Goldberg worked until his death in 1997, each project asking, and usually answering, the question so central to his work: Where are the people and what are we doing for them?
2 / Upon Mies van der Rohe’s first visit to the U.S., Goldberg served as translator when Mies met Frank Lloyd Wright.
3 / Goldberg developed a series of prefabricated, though not particularly lucrative, products for living, including the Unicel freight car, the Unishelter home, and the standardized bathroom that he cheekily dubbed the Unican.

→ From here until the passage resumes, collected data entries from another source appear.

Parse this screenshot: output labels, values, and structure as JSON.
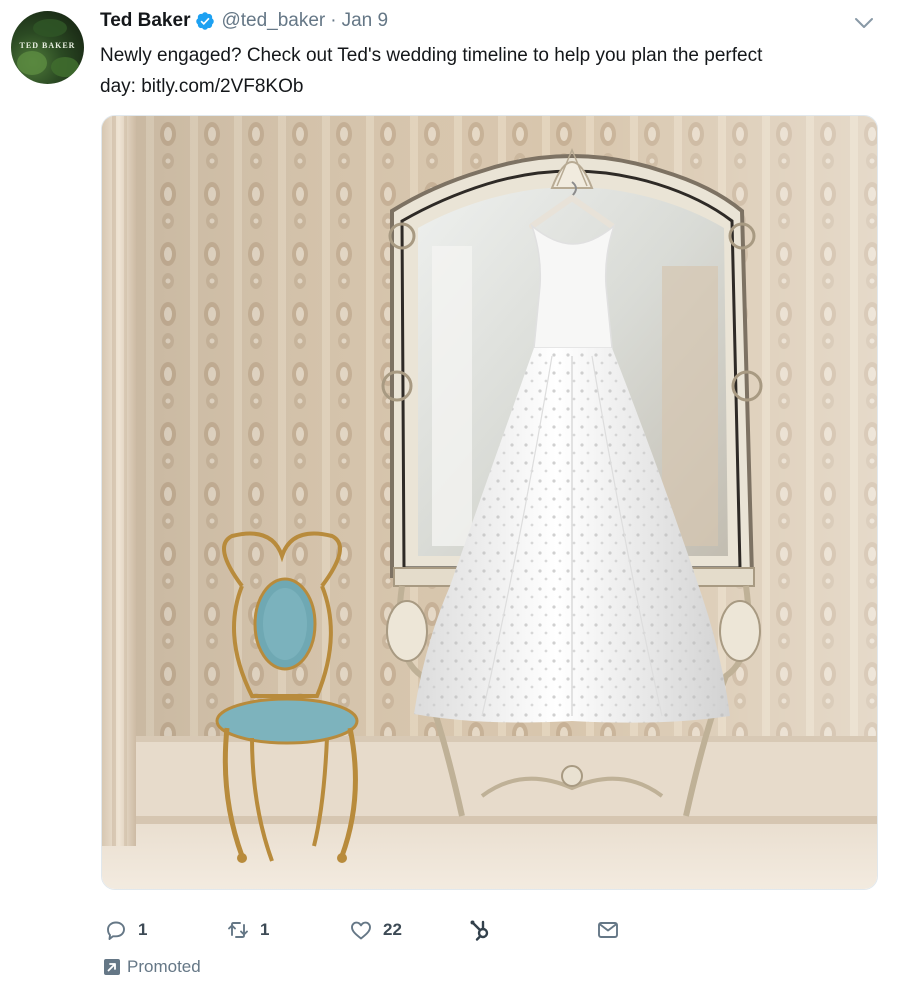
{
  "tweet": {
    "author_name": "Ted Baker",
    "handle": "@ted_baker",
    "separator": "·",
    "date": "Jan 9",
    "text_line1": "Newly engaged? Check out Ted's wedding timeline to help you plan the perfect",
    "text_line2": "day: bitly.com/2VF8KOb",
    "avatar_text": "TED BAKER",
    "media_icon": "wedding-dress-photo"
  },
  "actions": {
    "reply_count": "1",
    "retweet_count": "1",
    "like_count": "22"
  },
  "promoted_label": "Promoted",
  "colors": {
    "verified": "#1da1f2",
    "secondary_text": "#657786",
    "primary_text": "#14171a"
  }
}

4 / He designed the Mobile Delousing Unit for use in North Africa during World War II. It was never realized because the chemical DDT was better at killing the typhus-bearing insects.
5 / Because of the post–World War II steel shortage, Goldberg designed the Unicel Prefab Freight Car out of plywood panels for the Pressed Steel Car Company. Under pressure from the steel industry, the American Railroad Association rescinded its offer to purchase 500 cars.
6 / A student of Josef Albers, Goldberg was asked to teach at Black Mountain College. He couldn’t do it and sug-gested R. Buckminster Fuller instead.
7 / In 1963 Goldberg’s wife, Nancy, opened the only franchise of the haute cuisine Parisian restaurant Maxim’s de Paris in Chicago.
8 / The 1980 Steve McQueen movie The Hunter featured a car driving off one of the Marina City Towers to fall tens of stories into the Chicago River.
9 / Redubbed “the Wilco towers” by hip Chicagoans, the Marina City Towers were featured prominently on the cover art for the alt-country band’s 2002 album Yankee Hotel Foxtrot.
10 / The Art Institute of Chicago is planning a Bertrand Goldberg retrospective in the fall of 2010 in its new Renzo Piano–designed wing.